In particolare, nel caso in esame, l’appellante si opponeva alla condanna ricevuta per la mancata apposizione del cartello di cantiere sostenendo che l’opera realizzata fosse soggetta solamente a SCIA e, rispetto a tale titolo, il regolamento comunale di riferimento non avrebbe sancito questo obbligo. Anzi, il regolamento comunale non avrebbe contemplato in alcun modo la SCIA, riferendosi invece a “concessione edilizia”.
Nello stesso ricorso, inoltre, l’appellante contestava l’acquisizione da parte del giudice del regolamento comunale, considerato che si tratterebbe di un atto amministrativo acquisito fuori da ogni regola, valutato che non era nel fascicolo del P.M., e che il giudice avrebbe dovuto acquisirlo d’ufficio, invece che consultarlo sul sito internet del Comune.
La posizione della Cassazione
Dinanzi a questi motivi di ricorso, però, i giudici della Suprema Corte hanno rigettato le pretese del ricorrente, sostenendo in particolar modo che lo stesso regolamento edilizio comunale stabilisce come il titolare della concessione o dell’attestazione di conformità ha il dovere – al momento dell’inizio dei lavori – di collocare sul luogo degli stessi un cartello, a caratteri ben visibili, che indichi:
le opere in corso di realizzazione
la natura e gli estremi dell’atto che abilita all’esecuzione delle opere
il nominativo di:
titolare dell’atto abilitante
progettista
direttore dei lavori
esecutore dei lavori
calcolatore delle strutture, ove previsto
direttore dei lavori delle strutture, ove previsto
coordinatore per la sicurezza in fase di progettazione, ove previsto
coordinatore per la sicurezza in fase di esecuzione, ove previsto.
Così affermato i giudici ricordano come l’attestazione di conformità riguarda anche le opere di ristrutturazione edilizia, e che la SCIA può essere considerata – in tal senso – come una sorta di evoluzione del titolo abilitativo originario.

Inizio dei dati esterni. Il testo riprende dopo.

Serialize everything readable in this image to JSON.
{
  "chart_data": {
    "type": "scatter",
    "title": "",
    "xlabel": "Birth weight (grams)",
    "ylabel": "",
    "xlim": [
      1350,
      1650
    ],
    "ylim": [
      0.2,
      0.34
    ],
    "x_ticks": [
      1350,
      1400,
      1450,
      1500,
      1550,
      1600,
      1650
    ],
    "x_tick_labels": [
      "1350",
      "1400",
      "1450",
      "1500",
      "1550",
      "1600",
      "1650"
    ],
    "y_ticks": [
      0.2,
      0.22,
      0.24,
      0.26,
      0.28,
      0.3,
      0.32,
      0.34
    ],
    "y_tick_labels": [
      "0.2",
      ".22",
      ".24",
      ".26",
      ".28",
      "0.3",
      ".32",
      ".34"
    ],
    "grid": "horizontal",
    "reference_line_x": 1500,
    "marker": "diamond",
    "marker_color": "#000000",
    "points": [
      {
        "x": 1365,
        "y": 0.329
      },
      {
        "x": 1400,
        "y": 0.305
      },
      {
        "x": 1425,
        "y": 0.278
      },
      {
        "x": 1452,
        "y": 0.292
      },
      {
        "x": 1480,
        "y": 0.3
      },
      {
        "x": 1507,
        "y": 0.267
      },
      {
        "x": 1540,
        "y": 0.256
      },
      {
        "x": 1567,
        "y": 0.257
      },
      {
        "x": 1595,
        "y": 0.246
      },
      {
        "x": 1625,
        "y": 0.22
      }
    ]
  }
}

Come conseguenza, anche se con una denominazione differente, nella fattispecie non solamente era richiesta la SCIA, quanto anche l’obbligo di esposizione del cartello di cantiere.
Un mancato rispetto di tale quadro normativo è sanzionato ex art. 44, comma 1, lett. a) del D.P.R. n. 380 del 2001, essendo configurabile indipendentemente dal fatto che l’intervento edilizio sia assoggettato a permesso di costruire o a SCIA.
Per gli Ermellini, infatti, la violazione di natura penale sussiste ogni volta che il regolamento edilizio preveda l’apposizione del cartello, anche nell’ipotesi in cui il titolo rilasciato non sia il permessi di costruire.
Inoltre, prosegue ancora la sentenza, la violazione è prevista sia nel caso in cui la condotta sia compiuta dal titolare del titolo abilitativo, sia che sia commessa dal committente, dal costruttore o dal direttore dei lavori, trattandosi di soggetti responsabili rispetto all’obbligo di conformarsi alle previsioni urbanistiche ed esecutive che risultano dalla normativa.
Per quanto infine concerne la contestata acquisizione del regolamento comunale, da parte del giudice, via web e non d’ufficio, i giudici della Suprema Corte sottolineano che oltre ad essere un atto necessario i regolamenti sono un’espressione della potestà normativa attribuita all’amministrazione, secondaria a quella legislativa ma comunque innovativa rispetto all’ordinamento giuridico esistente.
Il giudice ha dunque doverosamente e correttamente ritenuto di rinvenire in tal modo la normativa applicabile nel caso concreto, senza che fosse necessario procedere ad acquisizione probatoria.